Briareos as the “sea-goat” Aigaion
The sea-goat Aigaion “cannot be distinguished from Hesiod’s Briareos”, according to M.L. West; they are already explicitly linked in Iliad I.402-04, though they must have had separate origins:[3]

…the monster of the hundred arms whom the gods call Briareus, but mankind Aegaeon, a giant more powerful even than his father.”[4]
This episode, alluded to in Iliad (i.399ff), is found nowhere else in Greek mythology: at one time the Olympian gods were trying to overthrow Zeus but were stopped when the sea nymph Thetis brought one of the Hecatonchires to his aid, him whom the gods call Briareios but men call Aigaion (“goatish” Iliad i.403).[5] Hesiod reconciles the archaic Hecatonchires with the Olympian pantheon by making of Briareos the son-in-law of Poseidon, he “giving him Kymopoliea his daughter to wed.” (Theogony 817).

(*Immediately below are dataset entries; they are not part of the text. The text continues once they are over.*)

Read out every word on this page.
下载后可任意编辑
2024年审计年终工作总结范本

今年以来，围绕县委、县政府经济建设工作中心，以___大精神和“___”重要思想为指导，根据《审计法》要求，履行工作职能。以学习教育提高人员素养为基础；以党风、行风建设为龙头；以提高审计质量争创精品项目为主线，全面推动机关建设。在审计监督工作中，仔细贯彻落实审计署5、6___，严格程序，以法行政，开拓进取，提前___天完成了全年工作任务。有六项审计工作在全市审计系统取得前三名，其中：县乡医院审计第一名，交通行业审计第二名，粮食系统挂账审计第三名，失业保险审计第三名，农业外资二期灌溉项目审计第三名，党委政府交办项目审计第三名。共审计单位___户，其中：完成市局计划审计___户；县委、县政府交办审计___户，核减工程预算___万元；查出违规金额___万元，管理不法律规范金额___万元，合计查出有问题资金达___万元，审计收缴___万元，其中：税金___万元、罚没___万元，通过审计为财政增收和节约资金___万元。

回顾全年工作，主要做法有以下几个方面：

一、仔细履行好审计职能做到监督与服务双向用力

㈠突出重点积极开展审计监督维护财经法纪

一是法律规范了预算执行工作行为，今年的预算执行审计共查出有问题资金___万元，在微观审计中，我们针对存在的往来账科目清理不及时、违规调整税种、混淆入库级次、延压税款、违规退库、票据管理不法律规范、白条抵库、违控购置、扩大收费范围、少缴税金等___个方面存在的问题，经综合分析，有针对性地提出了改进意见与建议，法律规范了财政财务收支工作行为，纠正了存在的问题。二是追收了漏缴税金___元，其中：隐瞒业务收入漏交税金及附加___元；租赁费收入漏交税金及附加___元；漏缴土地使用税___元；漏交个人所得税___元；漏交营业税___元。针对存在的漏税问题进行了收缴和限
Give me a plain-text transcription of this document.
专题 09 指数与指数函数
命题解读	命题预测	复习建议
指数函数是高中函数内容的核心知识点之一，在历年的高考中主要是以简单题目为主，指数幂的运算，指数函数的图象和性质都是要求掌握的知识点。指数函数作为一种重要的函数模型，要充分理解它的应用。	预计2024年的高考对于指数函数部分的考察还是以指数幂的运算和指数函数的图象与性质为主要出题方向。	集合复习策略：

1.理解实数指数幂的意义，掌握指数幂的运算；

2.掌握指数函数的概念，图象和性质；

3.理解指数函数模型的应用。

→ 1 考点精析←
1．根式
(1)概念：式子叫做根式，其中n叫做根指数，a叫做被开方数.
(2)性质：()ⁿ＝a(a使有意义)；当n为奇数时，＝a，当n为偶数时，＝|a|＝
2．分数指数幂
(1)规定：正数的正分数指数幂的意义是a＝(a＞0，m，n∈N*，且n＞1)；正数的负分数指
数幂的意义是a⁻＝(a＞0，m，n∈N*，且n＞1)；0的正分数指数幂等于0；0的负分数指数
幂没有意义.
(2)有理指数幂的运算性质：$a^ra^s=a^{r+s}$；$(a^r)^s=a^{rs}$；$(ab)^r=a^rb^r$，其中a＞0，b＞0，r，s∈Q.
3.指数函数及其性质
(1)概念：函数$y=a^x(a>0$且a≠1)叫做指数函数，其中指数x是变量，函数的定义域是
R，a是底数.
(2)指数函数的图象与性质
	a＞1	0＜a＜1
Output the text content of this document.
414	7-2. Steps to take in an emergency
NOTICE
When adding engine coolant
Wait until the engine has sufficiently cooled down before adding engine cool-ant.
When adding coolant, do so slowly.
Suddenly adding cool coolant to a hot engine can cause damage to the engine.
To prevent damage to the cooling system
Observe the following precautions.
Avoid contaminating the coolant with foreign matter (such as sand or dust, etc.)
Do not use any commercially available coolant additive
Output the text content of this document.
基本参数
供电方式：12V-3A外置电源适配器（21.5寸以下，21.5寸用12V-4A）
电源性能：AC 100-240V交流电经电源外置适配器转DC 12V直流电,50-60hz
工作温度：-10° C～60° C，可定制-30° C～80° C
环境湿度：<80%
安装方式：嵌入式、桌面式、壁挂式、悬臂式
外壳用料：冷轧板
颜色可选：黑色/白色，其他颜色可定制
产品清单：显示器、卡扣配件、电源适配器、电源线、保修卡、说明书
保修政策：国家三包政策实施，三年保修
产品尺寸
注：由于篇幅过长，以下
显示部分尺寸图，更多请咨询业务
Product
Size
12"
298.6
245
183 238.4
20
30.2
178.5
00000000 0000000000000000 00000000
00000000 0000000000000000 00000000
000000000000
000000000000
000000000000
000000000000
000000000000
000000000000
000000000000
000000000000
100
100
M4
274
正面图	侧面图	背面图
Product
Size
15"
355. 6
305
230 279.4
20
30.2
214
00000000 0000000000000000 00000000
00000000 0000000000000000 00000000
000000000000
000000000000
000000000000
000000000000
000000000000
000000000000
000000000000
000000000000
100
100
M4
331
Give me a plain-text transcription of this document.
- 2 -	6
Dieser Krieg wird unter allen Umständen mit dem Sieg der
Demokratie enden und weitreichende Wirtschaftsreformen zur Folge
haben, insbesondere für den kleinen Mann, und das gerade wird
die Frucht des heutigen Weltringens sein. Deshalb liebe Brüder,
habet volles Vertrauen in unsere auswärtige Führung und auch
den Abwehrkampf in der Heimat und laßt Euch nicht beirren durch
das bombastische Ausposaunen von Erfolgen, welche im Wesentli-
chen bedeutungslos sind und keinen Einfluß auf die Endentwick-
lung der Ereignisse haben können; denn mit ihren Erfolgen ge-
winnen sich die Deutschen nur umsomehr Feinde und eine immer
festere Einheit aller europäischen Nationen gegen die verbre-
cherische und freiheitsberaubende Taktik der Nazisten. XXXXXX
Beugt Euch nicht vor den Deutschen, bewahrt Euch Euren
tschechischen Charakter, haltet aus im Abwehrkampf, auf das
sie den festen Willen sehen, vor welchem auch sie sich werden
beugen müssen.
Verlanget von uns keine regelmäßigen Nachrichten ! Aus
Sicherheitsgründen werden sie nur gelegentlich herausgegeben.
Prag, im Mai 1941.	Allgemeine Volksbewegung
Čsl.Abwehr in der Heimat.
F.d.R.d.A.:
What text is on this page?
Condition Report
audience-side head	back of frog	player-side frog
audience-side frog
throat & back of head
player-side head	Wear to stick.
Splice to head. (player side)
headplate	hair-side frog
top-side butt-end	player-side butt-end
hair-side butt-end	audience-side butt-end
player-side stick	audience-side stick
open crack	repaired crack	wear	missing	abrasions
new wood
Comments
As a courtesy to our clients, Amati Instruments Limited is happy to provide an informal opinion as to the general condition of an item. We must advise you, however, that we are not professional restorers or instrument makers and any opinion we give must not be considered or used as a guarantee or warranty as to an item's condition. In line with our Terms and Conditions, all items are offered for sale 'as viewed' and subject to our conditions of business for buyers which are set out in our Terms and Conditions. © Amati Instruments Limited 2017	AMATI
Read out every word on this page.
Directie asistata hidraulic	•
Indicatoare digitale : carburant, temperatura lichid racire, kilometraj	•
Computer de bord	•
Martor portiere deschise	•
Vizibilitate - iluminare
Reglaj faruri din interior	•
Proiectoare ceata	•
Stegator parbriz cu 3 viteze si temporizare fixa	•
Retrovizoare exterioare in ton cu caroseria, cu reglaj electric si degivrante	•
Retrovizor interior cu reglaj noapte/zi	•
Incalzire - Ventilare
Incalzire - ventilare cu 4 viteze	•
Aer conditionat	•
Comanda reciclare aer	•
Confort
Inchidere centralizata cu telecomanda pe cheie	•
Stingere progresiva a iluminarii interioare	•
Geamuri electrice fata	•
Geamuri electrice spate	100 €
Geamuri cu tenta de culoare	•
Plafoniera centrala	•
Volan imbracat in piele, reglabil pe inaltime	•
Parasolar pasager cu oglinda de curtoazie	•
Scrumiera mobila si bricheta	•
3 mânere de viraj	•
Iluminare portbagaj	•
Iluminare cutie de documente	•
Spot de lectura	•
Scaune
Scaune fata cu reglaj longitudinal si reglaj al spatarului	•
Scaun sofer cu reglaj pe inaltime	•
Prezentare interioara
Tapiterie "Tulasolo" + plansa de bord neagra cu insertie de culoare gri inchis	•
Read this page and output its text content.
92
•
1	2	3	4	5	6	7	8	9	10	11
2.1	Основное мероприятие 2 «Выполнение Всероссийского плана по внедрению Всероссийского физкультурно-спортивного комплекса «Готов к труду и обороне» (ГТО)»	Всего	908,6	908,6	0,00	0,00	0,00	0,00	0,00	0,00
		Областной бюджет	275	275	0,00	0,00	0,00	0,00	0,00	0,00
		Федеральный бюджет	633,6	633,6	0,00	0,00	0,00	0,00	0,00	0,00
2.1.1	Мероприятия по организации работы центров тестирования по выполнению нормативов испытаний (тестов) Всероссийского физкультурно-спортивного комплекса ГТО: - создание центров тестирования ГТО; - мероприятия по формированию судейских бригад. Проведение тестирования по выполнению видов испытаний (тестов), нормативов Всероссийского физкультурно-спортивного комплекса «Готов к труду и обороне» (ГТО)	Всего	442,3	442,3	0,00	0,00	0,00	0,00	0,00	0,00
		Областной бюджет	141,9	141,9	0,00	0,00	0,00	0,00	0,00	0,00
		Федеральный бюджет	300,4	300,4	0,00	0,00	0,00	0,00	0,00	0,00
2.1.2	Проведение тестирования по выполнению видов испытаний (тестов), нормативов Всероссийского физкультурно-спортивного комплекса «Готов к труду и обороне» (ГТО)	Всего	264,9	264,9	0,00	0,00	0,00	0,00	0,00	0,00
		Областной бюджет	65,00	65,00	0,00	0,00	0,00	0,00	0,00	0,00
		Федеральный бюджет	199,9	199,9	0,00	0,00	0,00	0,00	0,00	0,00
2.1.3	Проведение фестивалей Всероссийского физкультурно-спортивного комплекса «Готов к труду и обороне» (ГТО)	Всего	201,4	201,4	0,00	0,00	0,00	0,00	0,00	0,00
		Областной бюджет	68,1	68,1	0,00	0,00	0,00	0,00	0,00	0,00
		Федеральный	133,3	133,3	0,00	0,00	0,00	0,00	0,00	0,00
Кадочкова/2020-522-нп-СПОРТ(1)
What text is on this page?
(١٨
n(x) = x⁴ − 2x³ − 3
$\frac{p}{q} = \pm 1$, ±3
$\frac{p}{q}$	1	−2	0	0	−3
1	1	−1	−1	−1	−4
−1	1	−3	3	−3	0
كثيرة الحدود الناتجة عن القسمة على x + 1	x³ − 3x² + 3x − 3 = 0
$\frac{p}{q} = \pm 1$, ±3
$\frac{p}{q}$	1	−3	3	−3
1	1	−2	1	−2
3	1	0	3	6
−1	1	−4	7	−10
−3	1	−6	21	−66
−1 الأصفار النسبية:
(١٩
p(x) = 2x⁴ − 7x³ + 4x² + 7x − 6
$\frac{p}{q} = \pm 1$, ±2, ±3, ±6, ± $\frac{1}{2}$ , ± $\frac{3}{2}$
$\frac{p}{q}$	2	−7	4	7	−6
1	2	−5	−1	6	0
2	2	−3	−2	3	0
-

In a Corinthian myth related in the second century CE to Pausanias (Description of Greece ii. 1.6 and 4.7), Briareus was the arbitrator in a dispute between Poseidon and Helios, between sea and sun: he adjudged the Isthmus of Corinth to belong to Poseidon and the acropolis of Corinth (Acrocorinth) sacred to Helios.

In Virgil’s Aeneid (10.566-67), Aeneas is likened in a simile to “Aegaeon,” though in Virgil’s account Aegaeon fought on the side of the Titans rather than the Olympians; in this Virgil was following the lost Corinthian epic Titanomachy rather than the more familiar account in Hesiod.